Retiring Wrigley Field scoreboard operator has seen it all

AP Sports Writer

Retiring Wrigley Field scoreboard operator has seen it allBy JAY COHEN

CHICAGO (AP) Fred Washington has been surrounded by numbers and cities for decades. Seasons full of ones and twos and zeroes. Pittsburgh, Cincinnati and Milwaukee, too.

When his beloved Chicago Cubs scored three in the first, Washington put the crooked number in the right spot. When the Cardinals jumped all over the Pirates, Washington told the story, column by column on the hand-operated scoreboard at Wrigley Field.

Springs turned into summers and mostly empty Octobers, and Washington’s most important numbers changed. And he realized it’s time to go home.

”I think as you get older your body speaks to you and tells you the things that you’re able to do,” he said. ”Also, there’s certain things around here that you can’t do, and one of those is, you spend an awful lot of time here and at 66, I think I want to spend some time with my family because I don’t have very much time to spend with my family here.”

So when the Cubs play their last home game of the year, that’ll be it for Washington, too. He’ll climb down the ladder at the bottom of the classic green scoreboard and stroll off to retirement.

No one will notice, probably. There likely won’t be any fuss. The Cubs honored Washington before a September game, and that was more than enough for the easygoing Chicago native.

It was all a gift, anyway. More than Washington ever expected.

”You never realize that you’re going to meet so many good people,” Washington said, ”so many people that had such a bearing on your life.
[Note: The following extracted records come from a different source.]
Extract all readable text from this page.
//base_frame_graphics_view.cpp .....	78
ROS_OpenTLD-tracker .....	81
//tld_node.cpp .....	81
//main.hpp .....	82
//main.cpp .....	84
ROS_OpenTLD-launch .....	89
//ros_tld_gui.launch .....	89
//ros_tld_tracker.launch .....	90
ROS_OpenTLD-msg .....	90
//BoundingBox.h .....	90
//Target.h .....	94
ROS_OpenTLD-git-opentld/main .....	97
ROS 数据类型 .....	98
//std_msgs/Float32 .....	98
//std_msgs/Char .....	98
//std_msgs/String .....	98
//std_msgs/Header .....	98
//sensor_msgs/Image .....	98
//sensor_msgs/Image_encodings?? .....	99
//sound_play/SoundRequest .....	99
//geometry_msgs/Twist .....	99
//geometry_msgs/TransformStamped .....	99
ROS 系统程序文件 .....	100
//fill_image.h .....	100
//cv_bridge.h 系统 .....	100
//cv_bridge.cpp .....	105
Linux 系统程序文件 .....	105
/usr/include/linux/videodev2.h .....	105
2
It’s very rewarding.”

Washington had jobs with the Chicago Police Department, the Chicago Mercantile Exchange and in railroads before he was hired by the Cubs in 1984 for a security position.
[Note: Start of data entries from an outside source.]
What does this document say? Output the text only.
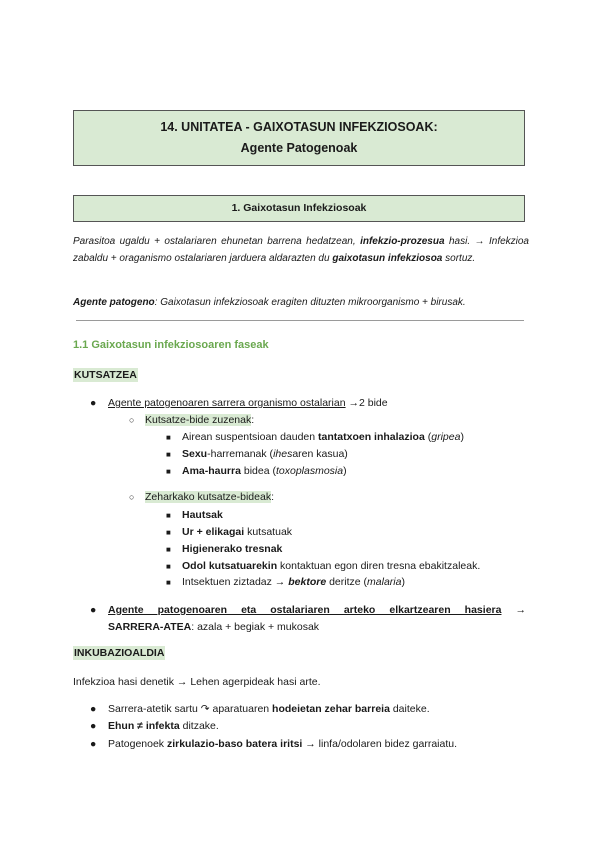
14. UNITATEA - GAIXOTASUN INFEKZIOSOAK:
Agente Patogenoak
1. Gaixotasun Infekziosoak
Parasitoa ugaldu + ostalariaren ehunetan barrena hedatzean, infekzio-prozesua hasi. → Infekzioa zabaldu + oraganismo ostalariaren jarduera aldarazten du gaixotasun infekziosoa sortuz.
Agente patogeno: Gaixotasun infekziosoak eragiten dituzten mikroorganismo + birusak.
1.1 Gaixotasun infekziosoaren faseak
KUTSATZEA
● Agente patogenoaren sarrera organismo ostalarian →2 bide
○ Kutsatze-bide zuzenak:
■ Airean suspentsioan dauden tantatxoen inhalazioa (gripea)
■ Sexu-harremanak (ihesaren kasua)
■ Ama-haurra bidea (toxoplasmosia)
○ Zeharkako kutsatze-bideak:
■ Hautsak
■ Ur + elikagai kutsatuak
■ Higienerako tresnak
■ Odol kutsatuarekin kontaktuan egon diren tresna ebakitzaleak.
■ Intsektuen ziztadaz → bektore deritze (malaria)
● Agente patogenoaren eta ostalariaren arteko elkartzearen hasiera →
SARRERA-ATEA: azala + begiak + mukosak
INKUBAZIOALDIA
Infekzioa hasi denetik → Lehen agerpideak hasi arte.
● Sarrera-atetik sartu ↷ aparatuaren hodeietan zehar barreia daiteke.
● Ehun ≠ infekta ditzake.
● Patogenoek zirkulazio-baso batera iritsi → linfa/odolaren bidez garraiatu.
He moved to the grounds crew two years later, and then joined the scoreboard crew in 1990.

”This particular job, it’s kind of next man up,” he said. ”People retire, they move on, and somebody has to replace them, and you can’t just walk up like you’ve lived here all your life. It’s like anything else. It’s a learning process.”

Washington’s home away from home these past 26 years was built in 1937. There are three levels in the scoreboard, and as many as four people fill in the numbers for a full slate of games in the summer.

Washington and his partner work on the first floor for the Cubs’ linescore and National and American League games on the bottom level. Darryl Wilson , another longtime scoreboard operator, takes care of the second and third floors along with another colleague. Wilson calls down updates that he gets from a computer.

”We spend an awful lot of time together, and the camaraderie is such that, we’re almost related,” Washington said. ”I mean we get along, we get along very well. It’s kind of like we’re brothers up here.”

”It’s a lot of laughter. It’s a lot of joy up here,” he continued, ”except when the Cubs lose.”

Washington also has a rapport with the fans who sit in Wrigley’s famed bleachers. He sees it all from his perch above the stands, and he hears it from the crowd if someone feels there is a miscue with the scoreboard.

”There’s a human element up here,” Washington said, sitting in a chair in the scoreboard while the Cubs were in Los Angeles this week for the NL Championship Series. ”I mean nobody’s perfect, and they’ll scream up here and try to point out something to me if they believe it’s a mistake.”

Wrigley also is where Washington met his wife, Darla. She was friends with one of Washington’s co-workers. They got married in 1989, and the couple’s daughter, Alisha, 21, goes to Southern Illinois-Edwardsville. While Darla likes the Cubs because of Washington’s job, he said she isn’t a baseball fan.

”To her, it’s like how can I come home tired from watching a ballgame,” he said. ”But she’s under the impression that like when I come to work I just walk up in the scoreboard and sit down and everything’s cool until I get off. But I have other chores.”

Alisha visited Wrigley for the first time when her father was recognized last month.

”A 21-year-old’s mind, you don’t hear things like `I’m proud of you’ because their mind just don’t work like that,” Washington said. ”But when a 21-year-old tells you that they’re proud of you, it’s something to pay attention to and it kind of made my heart kind of skip a beat.”

Washington has seen a lot of bad teams over the years. But his final season has been a lot of fun.

The Cubs rolled to a major league-best 103 wins and the NL Central title this year. Game 6 against the Dodgers is Saturday night at Wrigley.

It has been 71 years since Chicago’s last NL pennant, and 108 years since the franchise last won the World Series in 1908. A title would be quite a send-off for the soft-spoken Washington, who sounds as if he is coaching himself for whatever way it comes to an end.

”For them to be in the position that they’re in now, I really never thought that they would get this far,” he said. ”A World Series ring would be, just for them to compete would be a lifelong dream of mine.”